Baptism cleanses us of our sins, but it is not necessary to be re-baptized in order to repent of most sins. Each week, members of the church take the Sacrament, similar to the communion of other religions. The girls are taught to study the prayer given by worthy priesthood holders to bless the sacrament, and to evaluate for themselves how to partake worthily each week and begin anew.
Having now studied virtue from several different angles, they’re asked to create a plan that will allow them to live a virtuous life, and to make certain their lives are filled with worthwhile activities. They record their plan in their journals.

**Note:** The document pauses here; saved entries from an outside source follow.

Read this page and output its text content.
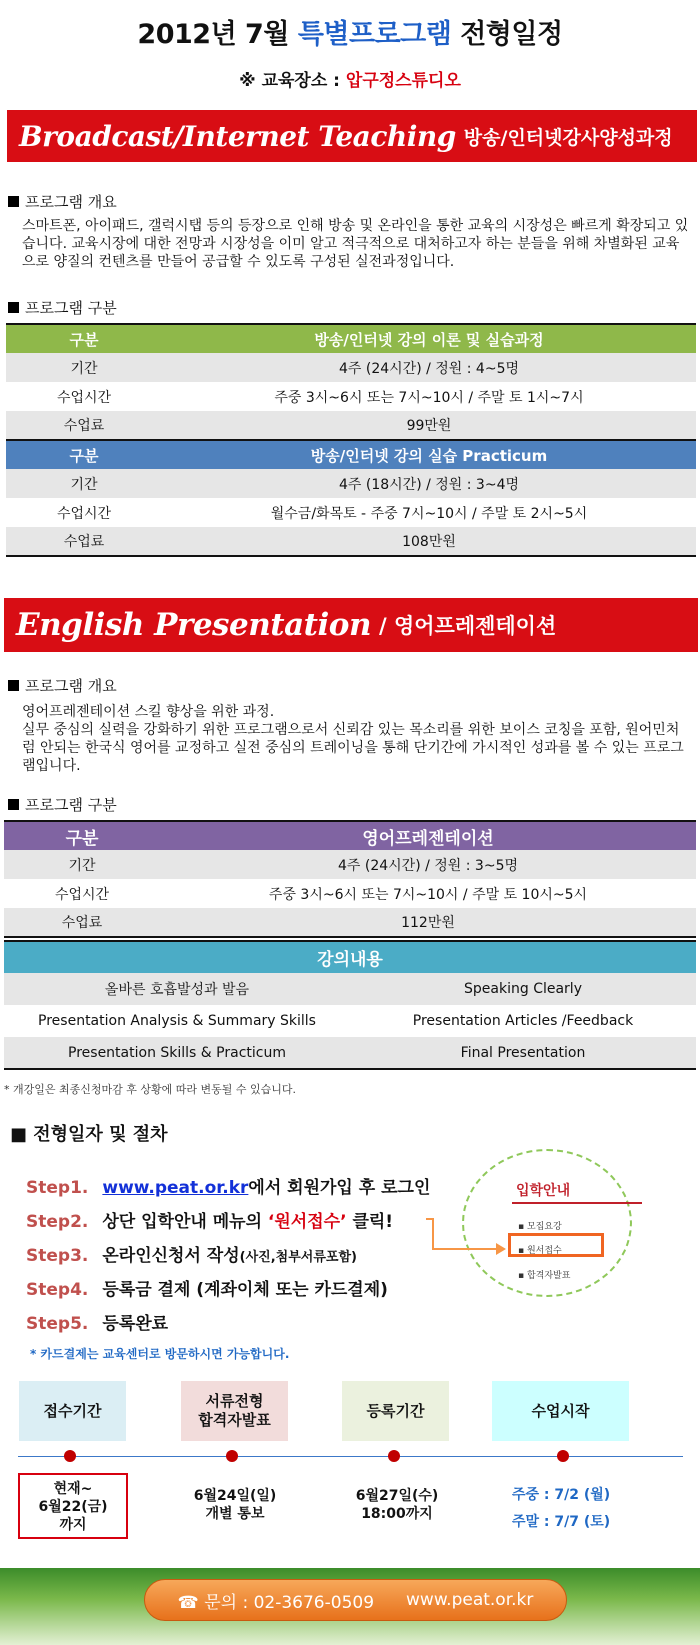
2012년 7월 특별프로그램 전형일정
※ 교육장소 : 압구정스튜디오
Broadcast/Internet Teaching 방송/인터넷강사양성과정
프로그램 개요
스마트폰, 아이패드, 갤럭시탭 등의 등장으로 인해 방송 및 온라인을 통한 교육의 시장성은 빠르게 확장되고 있습니다. 교육시장에 대한 전망과 시장성을 이미 알고 적극적으로 대처하고자 하는 분들을 위해 차별화된 교육으로 양질의 컨텐츠를 만들어 공급할 수 있도록 구성된 실전과정입니다.
프로그램 구분
구분	방송/인터넷 강의 이론 및 실습과정
기간	4주 (24시간) / 정원 : 4~5명
수업시간	주중 3시~6시 또는 7시~10시 / 주말 토 1시~7시
수업료	99만원
구분	방송/인터넷 강의 실습 Practicum
기간	4주 (18시간) / 정원 : 3~4명
수업시간	월수금/화목토 - 주중 7시~10시 / 주말 토 2시~5시
수업료	108만원
English Presentation / 영어프레젠테이션
프로그램 개요
영어프레젠테이션 스킬 향상을 위한 과정.
실무 중심의 실력을 강화하기 위한 프로그램으로서 신뢰감 있는 목소리를 위한 보이스 코칭을 포함, 원어민처럼 안되는 한국식 영어를 교정하고 실전 중심의 트레이닝을 통해 단기간에 가시적인 성과를 볼 수 있는 프로그램입니다.
프로그램 구분
구분	영어프레젠테이션
기간	4주 (24시간) / 정원 : 3~5명
수업시간	주중 3시~6시 또는 7시~10시 / 주말 토 10시~5시
수업료	112만원
강의내용	
올바른 호흡발성과 발음	Speaking Clearly
Presentation Analysis & Summary Skills	Presentation Articles /Feedback
Presentation Skills & Practicum	Final Presentation
* 개강일은 최종신청마감 후 상황에 따라 변동될 수 있습니다.
■ 전형일자 및 절차
Step1. www.peat.or.kr에서 회원가입 후 로그인
Step2. 상단 입학안내 메뉴의 ‘원서접수’ 클릭!
Step3. 온라인신청서 작성(사진,첨부서류포함)
Step4. 등록금 결제 (계좌이체 또는 카드결제)
Step5. 등록완료
* 카드결제는 교육센터로 방문하시면 가능합니다.
입학안내
▪ 모집요강
▪ 원서접수
▪ 합격자발표
접수기간
서류전형
합격자발표
등록기간	수업시작
현재~
6월22(금)
까지
6월24일(일)
개별 통보
6월27일(수)
18:00까지
주중 : 7/2 (월)
주말 : 7/7 (토)
☎ 문의 : 02-3676-0509 www.peat.or.kr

When youth make their own plans, and put their commitments into their own words, they are more likely to keep them. Rather than signing a pre-written pledge, they are studying the issue for themselves, deciding what it means to them, and then choosing how to live it. They are learning the proper way to choose a lifestyle and learning how to plan for results, rather than just hoping to get them. As adults, they will be prepared to keep the covenants they make with God and to design a life, rather than letting one just happen.
Repentance is a key principle in Mormon beliefs, because it makes it possible to return to God someday. The first step to repentance is to have faith in God. As stated earlier, repentance is an act of faith, because it requires us to really believe there is a God and that it is worth the effort required to repent of sins.
Repentance requires a true sorrow for sin. It’s not enough to sin, hurry home, do a quick repentance, and head back out to repeat the sin. Unless there is sorrow and a sincere desire to change, repentance will not work. It must be an honest process.
Confession is the next step. Most sins can be confessed directly to God and to those who were hurt by the sin. Serious sins must be confessed to church leaders, who can then guide the member through the process of repentance.
The sin must then be forsaken and not repeated. The ability to change the way one lives is an indication of the depth of the repentance. If the member falters, the process must begin again.
Restitution must be made as far as possible. We must pay for the damage we’ve done, or make better the lives we’ve harmed. The member must undo the damage as much as possible.
Finally, one must then fill one’s life with good and worthy activities. The space that was filled with sin should be now filled with activities that please God and that make it harder for us to continue sinning. The girls are taught that doing this first can help to prevent the first occurrences of sin.
The virtue value helps young girls to grow up living as purely as possible. While the life they choose may seem old-fashioned and unobtainable to some who’ve been tricked into believing this, there are millions of girls who are choosing virtue for themselves, and who are avoiding the consequences of unvirtuous choices.
Terrie Lynn Bittner
The late Terrie Lynn Bittner—beloved wife, mother, grandmother, and friend—was the author of two homeschooling books and numerous articles, including several that appeared in Latter-day Saint magazines. She became a member of the Church at the age of 17 and began sharing her faith online in 1992.